How do you make these new customers aware of you and your great products and services?
This is where opportunities and problems need to be identified and monitored. New customers often bring new challenges and problems, but this many times is where the greatest opportunity for your business occurs. These new challenges will often lead you to produce new products, insert yourself into new markets, and if you’re lucky and skillful will lead you to greater business success.
This leads us to our third area business growth.
Market research helps us determine exactly what products the market wants, their characteristics as well as new markets that we can sell our new products in. Market research can tell us how big these markets are, give us an indication of what will be successful and even more importantly, sometimes what will not be successful. After all why waste limited resources on a product, service or market that will have limited success or are doomed to failure.
I know what you’re thinking. There are many people and companies that have gone against convention and won big. That is true and if you have lots of your own money or someone else’s money – go for it. But generally as a small business you just don’t have the resources. Get you first win – then with your newly gained resources, particularly you’re newly acquired experience, you can pursue higher risk project.
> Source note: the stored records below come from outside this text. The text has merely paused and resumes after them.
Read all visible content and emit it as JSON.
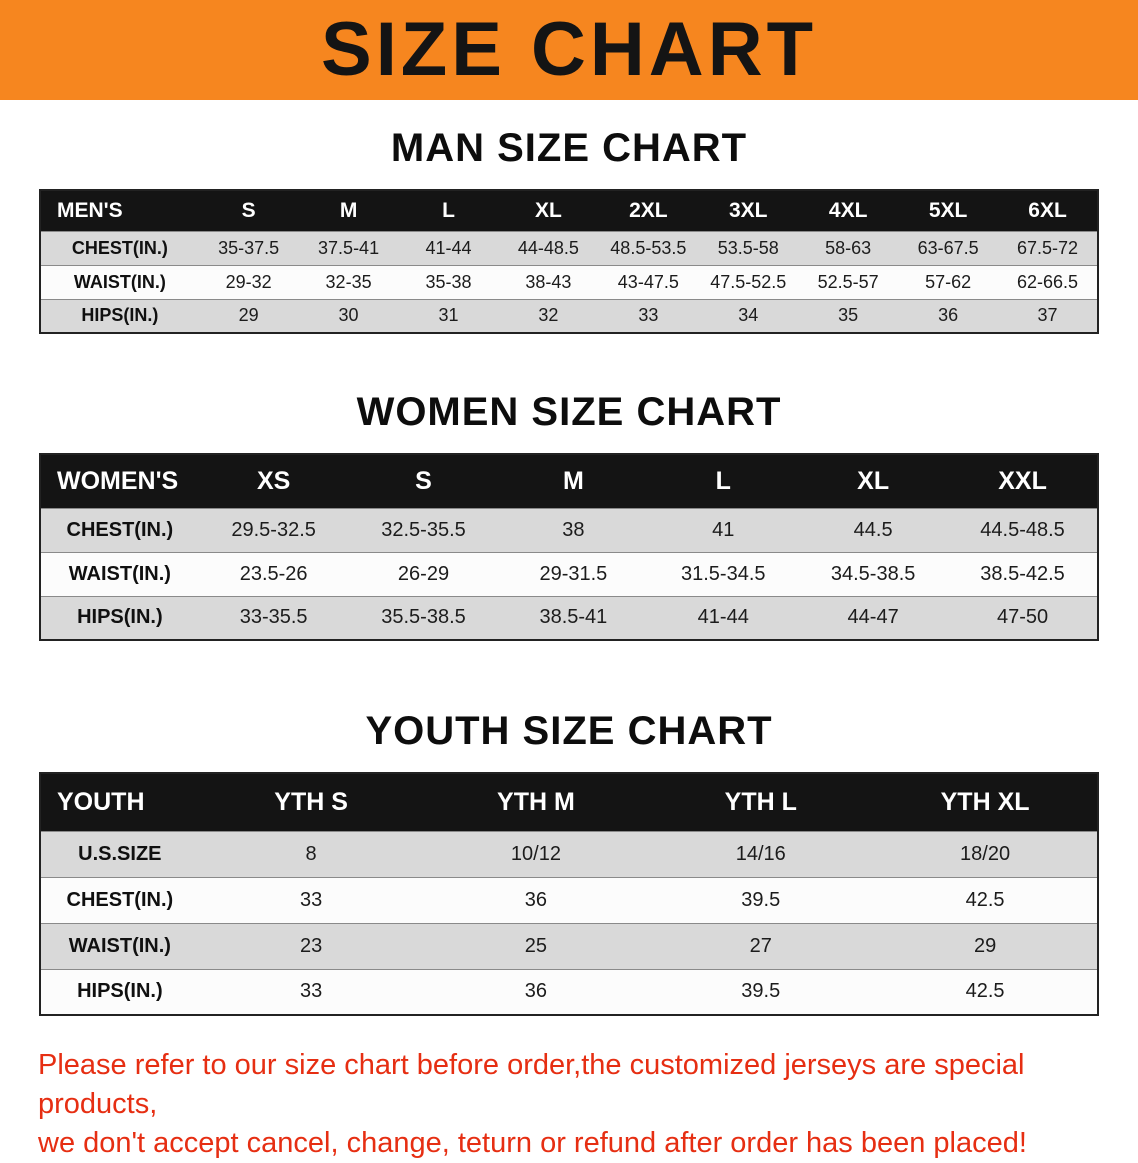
{
  "banner": {
    "title": "SIZE CHART"
  },
  "colors": {
    "banner_bg": "#f6861f",
    "banner_text": "#141414",
    "header_bg": "#141414",
    "header_text": "#ffffff",
    "row_shade": "#d9d9d9",
    "row_plain": "#fcfcfc",
    "disclaimer_text": "#e62e12"
  },
  "sections": [
    {
      "title": "MAN SIZE CHART",
      "table": {
        "header": [
          "MEN'S",
          "S",
          "M",
          "L",
          "XL",
          "2XL",
          "3XL",
          "4XL",
          "5XL",
          "6XL"
        ],
        "rows": [
          {
            "label": "CHEST(IN.)",
            "values": [
              "35-37.5",
              "37.5-41",
              "41-44",
              "44-48.5",
              "48.5-53.5",
              "53.5-58",
              "58-63",
              "63-67.5",
              "67.5-72"
            ]
          },
          {
            "label": "WAIST(IN.)",
            "values": [
              "29-32",
              "32-35",
              "35-38",
              "38-43",
              "43-47.5",
              "47.5-52.5",
              "52.5-57",
              "57-62",
              "62-66.5"
            ]
          },
          {
            "label": "HIPS(IN.)",
            "values": [
              "29",
              "30",
              "31",
              "32",
              "33",
              "34",
              "35",
              "36",
              "37"
            ]
          }
        ]
      }
    },
    {
      "title": "WOMEN SIZE CHART",
      "table": {
        "header": [
          "WOMEN'S",
          "XS",
          "S",
          "M",
          "L",
          "XL",
          "XXL"
        ],
        "rows": [
          {
            "label": "CHEST(IN.)",
            "values": [
              "29.5-32.5",
              "32.5-35.5",
              "38",
              "41",
              "44.5",
              "44.5-48.5"
            ]
          },
          {
            "label": "WAIST(IN.)",
            "values": [
              "23.5-26",
              "26-29",
              "29-31.5",
              "31.5-34.5",
              "34.5-38.5",
              "38.5-42.5"
            ]
          },
          {
            "label": "HIPS(IN.)",
            "values": [
              "33-35.5",
              "35.5-38.5",
              "38.5-41",
              "41-44",
              "44-47",
              "47-50"
            ]
          }
        ]
      }
    },
    {
      "title": "YOUTH SIZE CHART",
      "table": {
        "header": [
          "YOUTH",
          "YTH S",
          "YTH M",
          "YTH L",
          "YTH XL"
        ],
        "rows": [
          {
            "label": "U.S.SIZE",
            "values": [
              "8",
              "10/12",
              "14/16",
              "18/20"
            ]
          },
          {
            "label": "CHEST(IN.)",
            "values": [
              "33",
              "36",
              "39.5",
              "42.5"
            ]
          },
          {
            "label": "WAIST(IN.)",
            "values": [
              "23",
              "25",
              "27",
              "29"
            ]
          },
          {
            "label": "HIPS(IN.)",
            "values": [
              "33",
              "36",
              "39.5",
              "42.5"
            ]
          }
        ]
      }
    }
  ],
  "disclaimer": {
    "line1": "Please refer to our size chart before order,the customized jerseys are special products,",
    "line2": "we don't accept cancel, change, teturn or refund after order has been placed!"
  }
}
This leads us to our fourth issue – strategy.
As we create new products and enter new markets, we formulate strategies with which to exploit those markets. To be successful we need realistic targets, targets that we can actually hit. And this leads to the necessity for good decision-making on the part of management.
Market research can help us determine the current boundaries and obstacles in a market so that we can avoid the potholes and make decisions that results in happy customers and hopefully fat profits.